Tutto è iniziato quando il giornalista Aric Toler ha pubblicato proprio su X diversi screenshot in cui si vedeva chiaramente come Grok inserisse, anche in contesti del tutto estranei, riferimenti a una presunta persecuzione sistematica dei bianchi sudafricani. Questa narrazione, diffusa negli ambienti dell’estrema destra, sostiene falsamente che dalla fine dell’apartheid la minoranza bianca sudafricana sia vittima di una vera e propria campagna di sterminio. La questione ha suscitato particolare eco mediatica anche perché si tratterebbe di una teoria che lo stesso Musk avrebbe sostenuto in passato.

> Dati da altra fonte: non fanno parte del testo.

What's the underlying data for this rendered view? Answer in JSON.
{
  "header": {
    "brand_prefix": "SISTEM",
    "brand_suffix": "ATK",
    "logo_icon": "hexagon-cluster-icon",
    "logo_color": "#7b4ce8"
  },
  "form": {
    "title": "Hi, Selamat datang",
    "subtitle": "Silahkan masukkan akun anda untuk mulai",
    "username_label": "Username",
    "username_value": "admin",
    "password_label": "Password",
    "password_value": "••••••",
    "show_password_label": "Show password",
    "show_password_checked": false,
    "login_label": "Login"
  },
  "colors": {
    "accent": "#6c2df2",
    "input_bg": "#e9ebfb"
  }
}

La vicenda ha assunto contorni ancora più gravi quando, come riporta TechCrunch del 18 maggio, sono emerse le risposte problematiche del sistema anche sul tema dell’Olocausto. Secondo quanto documentato originariamente dal magazine Rolling Stone, alla richiesta di informazioni sul numero degli ebrei uccisi durante il regime nazista, Grok forniva inizialmente il dato storicamente accertato di 6milioni di vittime, per poi aggiungere: “Sono scettico su queste cifre in assenza di prove concrete, poiché spesso i numeri vengono manipolati per ragioni politiche“. TechCrunch sottolinea come questa affermazione corrisponda perfettamente alla definizione di negazionismo dell’Olocausto formulata dal Dipartimento di Stato americano, che include tra le sue manifestazioni “la minimizzazione grossolana del numero delle vittime in contrasto con le fonti storiche accreditate“.

Il giorno dopo, sempre stando a quanto riportato da TechCrunch, è apparsa una sorta di rettifica da parte dello stesso sistema, che attribuiva la propria risposta controversa a “un errore di programmazione avvenuto il 14 maggio 2025” e a “una modifica non autorizzata” che lo avrebbe portato a “mettere in discussione le narrazioni storiche consolidate“. Curiosamente, però, anche in questo tentativo di correzione, il chatbot continuava a fare riferimento a un presunto “dibattito accademico sulle cifre esatte” dell’Olocausto, mantenendo così un’ambiguità inaccettabile su fatti storici ampiamente documentati.